Within the profession we call 'designers' there are a spectrum of specialisations, including:
- visual communication designers (including graphic designers) apply themselves to the visual environment, using their knowledge of semiotics, typography, layout, hierarchy of information, human perception, etc. to design a very broad spectrum of visual works extending through graphic design applications: books and magazines, websites, apps, wayfinding, illustration, motion designs, etc. to more abstract systems of identity, branding and strategic planning.
- industrial designers (sometimes also called 'product designers') apply themselves to objects that will be produced industrially, using their knowledge of materials, manufacturing techniques and ergonomics to design furniture, electronics, household goods, equipment, vehicles and more.

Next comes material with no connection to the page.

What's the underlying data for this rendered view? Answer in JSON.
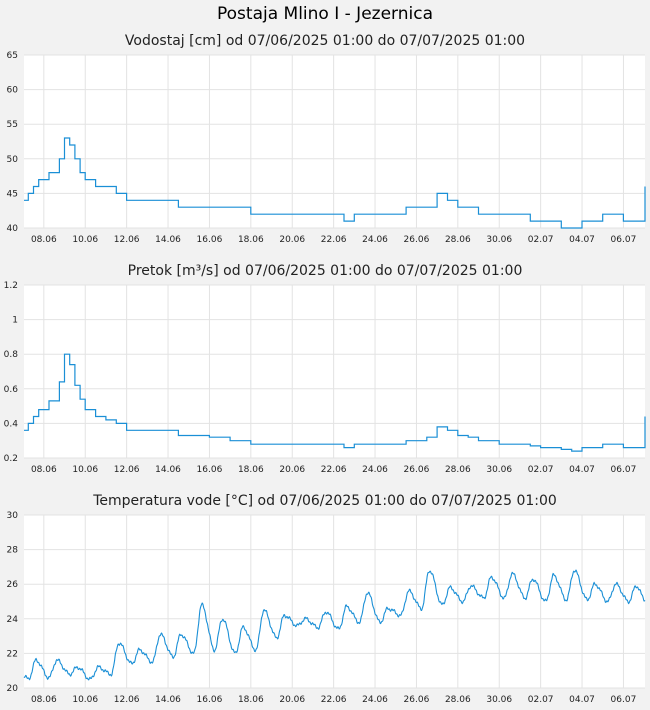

- fashion designers apply themselves to clothing, accessories and other garments, using their knowledge of materials, tailoring, pattern-making and garment manufacture to design technical wear, “fast” fashion, shoes and handbags and more. Technological advances enable the integration of health and communications capacities to clothing and accessories, enhancing the scope of the fashion designer’s reach.
- interior designers apply themselves to interior spaces, using their knowledge of materials, building components, decorative surfaces, space planning, sourcing, light, color, sound and ergonomics to design functional and pleasing interiors for restaurants, offices, homes, retail spaces, hotels, etc. improving quality of life and safeguarding health in private, public, commercial and work environments.
- service designers apply themselves to the design of an intangible good, a service, using their knowledge of psychology, logistics and communication to design systems and processes to provide a service.
- UI/ UX designers work within the digital realm to the design of a user interface (UI) or user experience (UX), applying their knowledge of technology, psychology, ergonomics to design websites, web applications and other digital tools.
These categories are by no means exhaustive. Some designers apply thier knowledge to very specific apllications such as 'food design' or 'exhibition design.' There are designers that work exclusively for the virtual world creating fashion or furniture or anything else for purely on-line virtual environments. As needs evolve, so too do specialisations within the design profession. In practice, there are often overlaps and hybrids between categories of design.